Do we need more evidence that comics are routinely denigrated and underappreciated by the media? When Garry Trudeau’s strip Doonesbury turned 40 last month, a headline in the local daily paper marked the occasion, but labelled it “Doonesbury.” An article in a campus publication at Trudeau’s alma mater repeatedly called the strip “Doonsebury.” And an alt-weekly misspelled the title too, in its table of contents.

Four decades to learn how to spell the name of a popular feature that actually runs in some of those very papers, and they still get it wrong. Magazine articles haven’t been much better. The Atlantic got Trudeau to write his own reminiscences of the strip, then lessened the impact of that coup with a shoddy layout. Vanity Fair devoted only a few paragraphs to the milestone, perhaps unaware of how seldom Trudeau allows himself to be interviewed. The only worthwhile interview of a decent length was with Rolling Stone, which has long understood Trudeau, dating back at least as far as its Jimmy Thudpucker cover story of 1978.

Most of the media coverage has had to do with two elaborate coffee table books which marked the anniversary. But again, the angles generally taken have shown a casual dismissal of the strip and its continued relevance and impact. The intimation was that these books were somehow legitimizing Doonesbury by reprinting it in such large quantities. But that overlooks the fact that Doonesbury has been regularly compiled into book form since its very beginnings as an undergraduate offering in the Yale Daily News. Doonesbury books have routinely been bestsellers. And the bigger of the two new coffeetable tomes, the anthology “40,” was surpassed years ago by a volume which included a DVD-Rom of the strip’s entire history. Doonesbury is also comprehensively archived online.

No, Doonesbury has earned proper tributes from properly appreciative writers, and deserves better treatment.

The longevity is indeed astonishing. Of the long-running top-flight strips which essentially died with their creators (as Trudeau has promised Doonesbury will),  George Herriman’s Krazy Kat klocked 31 years, Milton Caniff’s Steve Canyon flew for 41 and Charles Schulz’s Peanuts punted eight months short of a full 50. If Trudeau stays as fit as he looked when speaking at Yale earlier this month (he’s 60, and looks mid-40s) it’s a safe bet that Doonesbury will last another decade and surpass Peanuts. That’s assuming, as Trudeau worried in his talk, that there will still be newspapers around to print the strip.

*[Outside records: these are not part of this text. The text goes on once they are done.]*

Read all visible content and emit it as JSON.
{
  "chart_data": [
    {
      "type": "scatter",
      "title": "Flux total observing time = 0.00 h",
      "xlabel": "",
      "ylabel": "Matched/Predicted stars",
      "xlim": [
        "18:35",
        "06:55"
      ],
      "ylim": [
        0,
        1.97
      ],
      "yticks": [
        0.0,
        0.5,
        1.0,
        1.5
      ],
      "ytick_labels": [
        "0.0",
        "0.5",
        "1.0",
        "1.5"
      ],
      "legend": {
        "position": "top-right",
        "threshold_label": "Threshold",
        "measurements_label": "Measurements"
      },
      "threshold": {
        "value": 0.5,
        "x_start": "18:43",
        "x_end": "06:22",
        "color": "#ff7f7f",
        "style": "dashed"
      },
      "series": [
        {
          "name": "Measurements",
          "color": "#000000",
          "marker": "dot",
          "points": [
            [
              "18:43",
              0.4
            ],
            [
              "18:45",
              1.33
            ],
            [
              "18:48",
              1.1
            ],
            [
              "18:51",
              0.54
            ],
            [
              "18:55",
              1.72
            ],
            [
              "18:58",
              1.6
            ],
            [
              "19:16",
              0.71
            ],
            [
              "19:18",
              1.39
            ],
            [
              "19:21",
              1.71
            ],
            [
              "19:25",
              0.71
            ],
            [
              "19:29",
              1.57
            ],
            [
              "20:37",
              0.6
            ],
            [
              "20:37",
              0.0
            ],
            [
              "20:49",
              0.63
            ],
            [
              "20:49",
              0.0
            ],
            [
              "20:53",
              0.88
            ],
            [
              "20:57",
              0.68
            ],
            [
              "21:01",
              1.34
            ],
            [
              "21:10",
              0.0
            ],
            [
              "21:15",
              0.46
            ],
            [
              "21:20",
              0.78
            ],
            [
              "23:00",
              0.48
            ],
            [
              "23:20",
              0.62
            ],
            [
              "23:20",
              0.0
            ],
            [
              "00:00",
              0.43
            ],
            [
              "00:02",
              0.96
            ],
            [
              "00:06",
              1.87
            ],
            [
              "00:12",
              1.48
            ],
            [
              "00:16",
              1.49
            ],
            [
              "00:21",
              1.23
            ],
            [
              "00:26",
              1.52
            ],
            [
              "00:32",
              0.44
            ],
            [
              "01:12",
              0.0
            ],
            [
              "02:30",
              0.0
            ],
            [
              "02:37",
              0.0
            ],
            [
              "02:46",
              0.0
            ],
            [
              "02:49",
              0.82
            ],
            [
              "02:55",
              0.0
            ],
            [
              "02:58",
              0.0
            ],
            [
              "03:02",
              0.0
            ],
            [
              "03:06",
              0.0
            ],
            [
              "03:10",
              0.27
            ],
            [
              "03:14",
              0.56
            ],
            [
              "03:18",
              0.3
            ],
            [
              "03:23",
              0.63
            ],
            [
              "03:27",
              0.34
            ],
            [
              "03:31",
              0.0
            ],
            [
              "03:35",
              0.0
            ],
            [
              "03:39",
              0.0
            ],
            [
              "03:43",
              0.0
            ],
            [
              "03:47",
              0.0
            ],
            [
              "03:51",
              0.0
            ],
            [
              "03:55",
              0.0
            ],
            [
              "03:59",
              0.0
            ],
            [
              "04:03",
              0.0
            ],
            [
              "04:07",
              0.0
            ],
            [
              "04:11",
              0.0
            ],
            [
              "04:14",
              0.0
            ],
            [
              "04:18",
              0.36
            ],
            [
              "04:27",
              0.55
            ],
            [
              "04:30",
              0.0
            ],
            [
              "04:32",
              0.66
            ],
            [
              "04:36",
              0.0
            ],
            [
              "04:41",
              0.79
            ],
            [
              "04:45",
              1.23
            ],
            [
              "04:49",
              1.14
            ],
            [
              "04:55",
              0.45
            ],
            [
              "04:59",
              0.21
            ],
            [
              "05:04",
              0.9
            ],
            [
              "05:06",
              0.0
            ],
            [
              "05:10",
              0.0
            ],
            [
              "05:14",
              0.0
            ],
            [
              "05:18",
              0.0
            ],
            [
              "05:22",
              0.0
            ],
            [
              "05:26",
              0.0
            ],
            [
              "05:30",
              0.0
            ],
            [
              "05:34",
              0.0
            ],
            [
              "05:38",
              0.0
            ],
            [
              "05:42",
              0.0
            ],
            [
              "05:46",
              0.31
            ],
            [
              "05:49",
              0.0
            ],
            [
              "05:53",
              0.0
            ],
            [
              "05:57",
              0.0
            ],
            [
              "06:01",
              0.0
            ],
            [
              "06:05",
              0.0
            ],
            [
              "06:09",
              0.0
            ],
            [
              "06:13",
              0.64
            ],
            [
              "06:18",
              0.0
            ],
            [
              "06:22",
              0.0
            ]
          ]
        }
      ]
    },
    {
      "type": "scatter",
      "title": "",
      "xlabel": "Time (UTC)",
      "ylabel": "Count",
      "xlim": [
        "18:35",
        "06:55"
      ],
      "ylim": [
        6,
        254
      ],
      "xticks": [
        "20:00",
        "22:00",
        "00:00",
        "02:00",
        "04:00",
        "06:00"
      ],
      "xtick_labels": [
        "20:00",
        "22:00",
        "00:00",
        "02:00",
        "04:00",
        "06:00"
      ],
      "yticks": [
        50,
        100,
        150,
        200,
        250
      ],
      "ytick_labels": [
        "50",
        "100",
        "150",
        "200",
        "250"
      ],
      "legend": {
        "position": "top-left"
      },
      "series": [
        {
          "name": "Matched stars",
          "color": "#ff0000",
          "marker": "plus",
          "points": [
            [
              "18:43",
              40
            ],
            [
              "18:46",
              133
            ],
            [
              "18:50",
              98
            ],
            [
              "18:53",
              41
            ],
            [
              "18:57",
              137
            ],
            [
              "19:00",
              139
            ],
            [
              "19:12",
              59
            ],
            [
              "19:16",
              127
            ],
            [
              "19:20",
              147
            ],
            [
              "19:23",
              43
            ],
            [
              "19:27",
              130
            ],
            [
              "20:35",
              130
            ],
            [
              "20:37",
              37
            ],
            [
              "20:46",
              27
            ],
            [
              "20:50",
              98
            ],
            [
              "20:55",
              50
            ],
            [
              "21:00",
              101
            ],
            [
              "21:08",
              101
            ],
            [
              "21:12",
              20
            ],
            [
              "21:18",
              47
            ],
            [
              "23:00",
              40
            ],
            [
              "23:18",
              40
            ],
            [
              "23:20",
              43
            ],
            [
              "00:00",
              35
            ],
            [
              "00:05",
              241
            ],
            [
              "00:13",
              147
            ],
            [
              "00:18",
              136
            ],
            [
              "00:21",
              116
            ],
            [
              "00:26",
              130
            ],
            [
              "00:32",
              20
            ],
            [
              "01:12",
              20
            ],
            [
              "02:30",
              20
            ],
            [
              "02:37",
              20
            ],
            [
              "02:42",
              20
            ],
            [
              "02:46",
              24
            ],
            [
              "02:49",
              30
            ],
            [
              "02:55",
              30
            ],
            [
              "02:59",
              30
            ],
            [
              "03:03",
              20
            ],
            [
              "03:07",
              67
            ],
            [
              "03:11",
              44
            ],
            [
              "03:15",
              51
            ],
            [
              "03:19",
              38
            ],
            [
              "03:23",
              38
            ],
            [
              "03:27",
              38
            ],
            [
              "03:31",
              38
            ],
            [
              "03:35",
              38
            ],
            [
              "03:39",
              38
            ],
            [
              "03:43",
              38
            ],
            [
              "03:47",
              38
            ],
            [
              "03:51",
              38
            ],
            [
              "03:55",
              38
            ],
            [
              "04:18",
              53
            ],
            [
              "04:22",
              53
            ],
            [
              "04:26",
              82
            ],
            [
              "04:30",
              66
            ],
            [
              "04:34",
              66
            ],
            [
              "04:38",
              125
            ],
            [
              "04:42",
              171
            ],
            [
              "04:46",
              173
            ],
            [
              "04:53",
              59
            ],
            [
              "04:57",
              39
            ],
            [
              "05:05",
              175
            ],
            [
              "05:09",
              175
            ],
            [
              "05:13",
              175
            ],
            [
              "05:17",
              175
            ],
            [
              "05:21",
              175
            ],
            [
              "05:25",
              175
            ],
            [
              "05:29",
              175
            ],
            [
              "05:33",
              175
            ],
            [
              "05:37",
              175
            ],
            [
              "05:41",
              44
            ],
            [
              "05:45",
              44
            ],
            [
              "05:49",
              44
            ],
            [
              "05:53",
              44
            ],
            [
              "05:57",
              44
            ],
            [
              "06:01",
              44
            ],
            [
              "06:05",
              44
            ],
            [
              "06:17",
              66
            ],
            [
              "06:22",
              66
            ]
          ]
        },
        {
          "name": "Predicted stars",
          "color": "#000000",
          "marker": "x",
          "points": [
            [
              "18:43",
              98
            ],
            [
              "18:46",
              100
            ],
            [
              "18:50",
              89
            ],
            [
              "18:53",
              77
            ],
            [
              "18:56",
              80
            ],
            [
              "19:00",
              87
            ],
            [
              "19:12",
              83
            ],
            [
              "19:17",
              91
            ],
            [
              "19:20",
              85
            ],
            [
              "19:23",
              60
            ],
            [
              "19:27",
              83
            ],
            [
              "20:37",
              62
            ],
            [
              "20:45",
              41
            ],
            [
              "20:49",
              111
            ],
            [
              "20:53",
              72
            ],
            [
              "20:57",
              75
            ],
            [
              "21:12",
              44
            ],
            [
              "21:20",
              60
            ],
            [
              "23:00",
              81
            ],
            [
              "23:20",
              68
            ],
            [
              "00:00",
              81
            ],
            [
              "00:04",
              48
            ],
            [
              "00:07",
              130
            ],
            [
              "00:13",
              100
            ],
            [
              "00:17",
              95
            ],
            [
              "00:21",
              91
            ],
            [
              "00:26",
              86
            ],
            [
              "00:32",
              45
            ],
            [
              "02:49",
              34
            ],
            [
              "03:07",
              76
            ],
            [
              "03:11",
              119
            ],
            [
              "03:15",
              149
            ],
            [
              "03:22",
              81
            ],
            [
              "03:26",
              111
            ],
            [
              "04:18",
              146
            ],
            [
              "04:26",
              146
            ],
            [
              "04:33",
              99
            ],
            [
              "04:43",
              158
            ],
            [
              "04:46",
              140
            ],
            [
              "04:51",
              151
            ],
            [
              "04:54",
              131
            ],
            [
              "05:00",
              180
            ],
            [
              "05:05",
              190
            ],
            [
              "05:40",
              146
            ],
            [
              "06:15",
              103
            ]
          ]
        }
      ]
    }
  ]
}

But Doonesbury’s continued popularity, relevance and controversies are even cooler than its turning 40. The Simpsons is 23 and lost its cultural cred many seasons ago. Saturday Night Live? Aside from Tina Fey’s guest shots, forget it. Doonesbury remains some of the most vital social satire to be found in the mainstream media, regardless of when it began.

Trudeau, it appears, takes both the kudos and the cluelessness in stride. He’s too humble, or modest, or reclusive, to show concern about how his work is being perceived in the media these todays. He’s fought battles with editors, publishers and feature writers in the past about how the strip is represented, but rarely and only when his reputation seemed at stake.

After all, it’s clear that the cartoonist’s millions of readers get it just fine. Their polite yet passionate adulation was unmistakable when Trudeau and his biographer Brian Walker signed books at the Yale Barnes & Noble bookstore prior to his Nov. 3 lecture at the Yale Art Gallery.

That talk, a prepared presentation which dovetailed with another tribute to Trudeau—the “Doonesbury in Time of War” exhibit at Yale’s Beinecke Library—didn’t alter its war themes for celebratory remarks. So maybe Trudeau’s happy to downplay his own achievements as well. Perhaps I shouldn’t even point out the final indignity—that when the Beinecke held a post-lecture reception for Trudeau, it was clear across the building from where his Doonesbury strips were being exhibited.